Here, the family arrangements did not even involve ART but the complexity of bisexual intimacy and a married lesbian creating a child with a male lover. At the same time as these developments are occurring, we live in an era of de facto polygamy, where models exist for multiple forms of adult sexual affiliation outside the dyadic form.
These unions may include extramarital affairs with a long-term lover, the existence of extramarital children, or scenarios in which a married man or woman supports another household or is in a common law marriage with another spouse. Of course, such de facto polygamous relations may also be same-sex in nature.
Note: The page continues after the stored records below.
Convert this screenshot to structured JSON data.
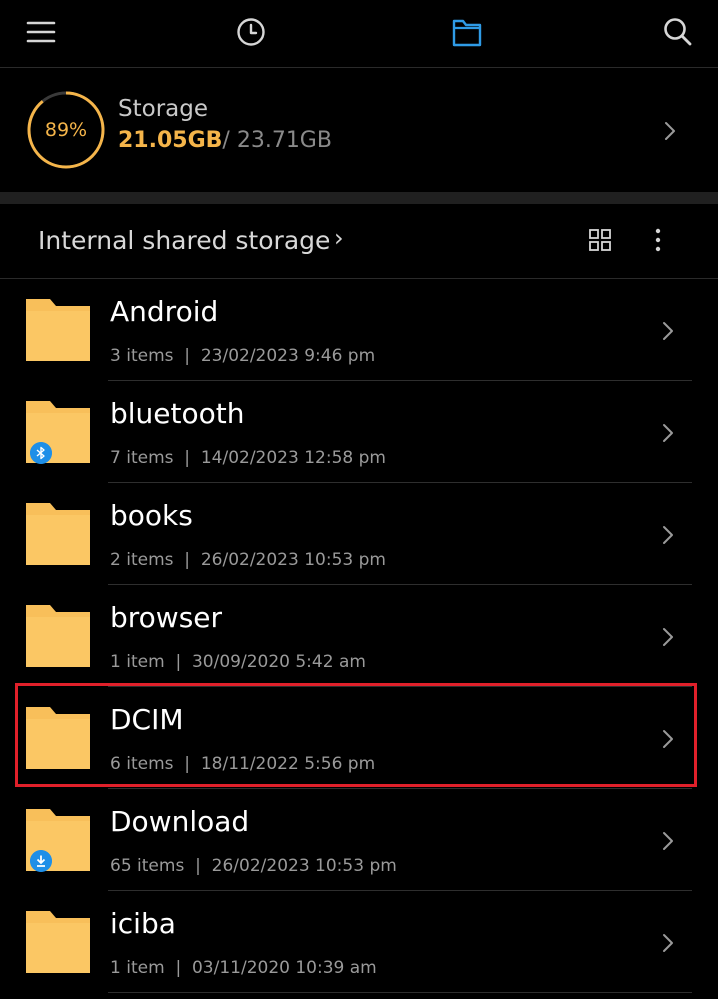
{
  "topbar": {
    "icons": [
      "menu-icon",
      "clock-icon",
      "folder-icon",
      "search-icon"
    ],
    "active": "folder-icon",
    "accent": "#2f9be6"
  },
  "storage": {
    "percent": "89%",
    "percent_value": 89,
    "title": "Storage",
    "used": "21.05GB",
    "separator": "/ ",
    "total": "23.71GB",
    "ring_color": "#f5b54a"
  },
  "path": {
    "label": "Internal shared storage",
    "chevron": "›"
  },
  "folders": [
    {
      "name": "Android",
      "count": "3 items",
      "date": "23/02/2023 9:46 pm",
      "badge": null
    },
    {
      "name": "bluetooth",
      "count": "7 items",
      "date": "14/02/2023 12:58 pm",
      "badge": "bluetooth-icon"
    },
    {
      "name": "books",
      "count": "2 items",
      "date": "26/02/2023 10:53 pm",
      "badge": null
    },
    {
      "name": "browser",
      "count": "1 item",
      "date": "30/09/2020 5:42 am",
      "badge": null
    },
    {
      "name": "DCIM",
      "count": "6 items",
      "date": "18/11/2022 5:56 pm",
      "badge": null,
      "highlighted": true
    },
    {
      "name": "Download",
      "count": "65 items",
      "date": "26/02/2023 10:53 pm",
      "badge": "download-icon"
    },
    {
      "name": "iciba",
      "count": "1 item",
      "date": "03/11/2020 10:39 am",
      "badge": null
    }
  ],
  "colors": {
    "folder": "#f8bf5a",
    "badge": "#1e8fe8",
    "highlight": "#e0202a"
  }
}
Adrien Wing and Adrienne Davis have also identified various forms of de facto polygamy in operation in the United States, most evidently within African-American communities shaped by histories of slavery and a shortage of black men due to high incarceration rates and high fatality rates at a young age.
Legal Issues Wing partially locates the history of polygamy within African-American communities as a result of the instability wrought by slavery. Wing, supra , at — The perception of male scarcity, as well as the fragmentation of families by slave owners, meant that African-American men as well as women may well have entered into more than one informal union over the course of their lives. Similarly, the practice of de facto parentage and the rights of previous caretakers are also in flux.
Gay and straight people alike routinely take serial monogamous partners, and the children produced within these relationships may recognize multiple caregivers as their parents and live within households that do not reflect a simple dyadic form. Third-party caretakers cannot presently claim child visitation rights over parental objections, a limitation confirmed by the U.
Supreme Court in Troxel v. The awarding of such rights also requires that the legal parent has previously supported and encouraged such a relationship. As Joanna L.